Jw_cadを使っていて、「図面の縮尺を変えたら、せっかく書いた図面枠の大きさがめちゃくちゃになってしまった……」という経験はありませんか?
実はこれ、Jw_cad初心者の方が最初につまずきやすいポイントの一つなんです。
今回は、その原因と、実務で絶対に失敗しない「図面枠専用レイヤグループ」の設定方法を解説します。
なぜ図面枠が「おかしくなる」のか?
結論から言うと、「図面本体(平面図など)」と「図面枠」を同じレイヤグループに書いているからです。
図面枠専用のグループレイヤー【1/1】を設定し、そのグループには図面枠しか作図してはいけません。
図面本体(平面図など)と図面枠は同じグループレイヤーに共存させてはいけません。
Jw_cadの仕組みとして、縮尺は「レイヤグループ(0〜F)」ごとに設定されるというルールがあります。

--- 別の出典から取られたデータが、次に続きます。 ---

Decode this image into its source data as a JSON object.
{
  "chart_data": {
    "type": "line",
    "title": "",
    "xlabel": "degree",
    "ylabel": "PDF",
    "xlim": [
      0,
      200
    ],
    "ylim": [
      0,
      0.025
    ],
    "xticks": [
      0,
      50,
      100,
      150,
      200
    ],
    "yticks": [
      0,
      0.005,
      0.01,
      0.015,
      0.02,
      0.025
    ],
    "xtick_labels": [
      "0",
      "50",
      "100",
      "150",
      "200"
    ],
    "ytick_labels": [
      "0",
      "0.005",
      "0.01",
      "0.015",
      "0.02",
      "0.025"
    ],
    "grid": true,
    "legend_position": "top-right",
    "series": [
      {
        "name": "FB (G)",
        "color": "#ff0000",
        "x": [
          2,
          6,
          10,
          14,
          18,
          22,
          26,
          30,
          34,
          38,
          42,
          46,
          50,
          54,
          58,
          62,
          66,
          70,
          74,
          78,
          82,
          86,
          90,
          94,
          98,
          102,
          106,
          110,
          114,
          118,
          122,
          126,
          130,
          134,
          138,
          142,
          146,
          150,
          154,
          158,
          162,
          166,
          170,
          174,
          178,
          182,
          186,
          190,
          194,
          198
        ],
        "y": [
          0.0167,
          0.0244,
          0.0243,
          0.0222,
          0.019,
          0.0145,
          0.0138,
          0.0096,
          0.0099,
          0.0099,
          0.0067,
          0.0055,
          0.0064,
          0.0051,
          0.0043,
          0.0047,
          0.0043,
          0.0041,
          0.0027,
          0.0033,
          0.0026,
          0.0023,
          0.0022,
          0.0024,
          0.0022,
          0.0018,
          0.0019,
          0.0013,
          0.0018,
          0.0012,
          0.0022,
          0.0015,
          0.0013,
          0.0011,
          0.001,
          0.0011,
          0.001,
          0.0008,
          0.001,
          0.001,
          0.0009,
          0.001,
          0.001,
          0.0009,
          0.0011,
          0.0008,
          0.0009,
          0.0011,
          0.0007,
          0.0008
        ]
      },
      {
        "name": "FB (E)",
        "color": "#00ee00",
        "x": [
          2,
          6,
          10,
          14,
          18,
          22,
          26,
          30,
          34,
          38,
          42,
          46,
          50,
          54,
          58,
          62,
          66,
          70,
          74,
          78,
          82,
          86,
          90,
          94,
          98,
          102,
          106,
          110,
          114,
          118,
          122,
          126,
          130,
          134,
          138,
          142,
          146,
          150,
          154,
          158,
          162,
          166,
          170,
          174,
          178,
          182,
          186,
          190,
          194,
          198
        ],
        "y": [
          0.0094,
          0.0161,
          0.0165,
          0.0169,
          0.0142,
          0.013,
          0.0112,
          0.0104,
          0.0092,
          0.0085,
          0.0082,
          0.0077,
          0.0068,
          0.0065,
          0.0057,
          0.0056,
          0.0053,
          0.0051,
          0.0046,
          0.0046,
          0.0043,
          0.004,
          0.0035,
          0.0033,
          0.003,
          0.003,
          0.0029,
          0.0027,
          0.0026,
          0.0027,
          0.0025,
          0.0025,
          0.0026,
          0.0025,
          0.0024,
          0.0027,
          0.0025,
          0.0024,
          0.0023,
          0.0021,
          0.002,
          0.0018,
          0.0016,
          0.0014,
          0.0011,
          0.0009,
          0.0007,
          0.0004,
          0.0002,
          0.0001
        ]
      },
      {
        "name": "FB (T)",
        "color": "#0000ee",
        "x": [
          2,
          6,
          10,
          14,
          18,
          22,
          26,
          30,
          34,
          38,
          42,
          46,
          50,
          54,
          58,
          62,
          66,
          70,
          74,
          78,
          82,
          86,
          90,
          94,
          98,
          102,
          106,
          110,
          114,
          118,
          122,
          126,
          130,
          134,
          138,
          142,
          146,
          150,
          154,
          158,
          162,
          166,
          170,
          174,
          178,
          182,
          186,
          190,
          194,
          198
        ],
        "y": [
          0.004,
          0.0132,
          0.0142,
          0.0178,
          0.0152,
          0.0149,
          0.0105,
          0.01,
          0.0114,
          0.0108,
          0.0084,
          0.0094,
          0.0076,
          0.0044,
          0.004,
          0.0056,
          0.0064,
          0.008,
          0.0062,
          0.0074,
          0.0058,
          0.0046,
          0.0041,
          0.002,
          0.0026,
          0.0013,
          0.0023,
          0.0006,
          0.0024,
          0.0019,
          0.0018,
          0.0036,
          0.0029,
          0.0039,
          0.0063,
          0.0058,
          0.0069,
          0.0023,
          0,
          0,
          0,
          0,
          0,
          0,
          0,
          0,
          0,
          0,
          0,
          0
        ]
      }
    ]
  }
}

同じグループに枠と平面図が混ざっていたり、図面枠の縮尺を1/50とか1/100にすると、図面の縮尺を変えた瞬間に、枠まで一緒に拡大・縮小されてしまうのです。
解決策:図面枠は「1/1」で固定する
これを防ぐための鉄則は、図面枠専用のレイヤグループ【1/1】を作ることです。
ステップ1:図面枠専用グループを決める

※上記では、EグループレイヤーとFグループレイヤーを図面枠として設定し縮尺は1/1にしています。
例えば、一番最後の「F」グループを図面枠専用に設定しましょう。
図面枠専用のグループレイヤー【1/1】を設定してから、そのグループレイヤーに図面枠を作図してください。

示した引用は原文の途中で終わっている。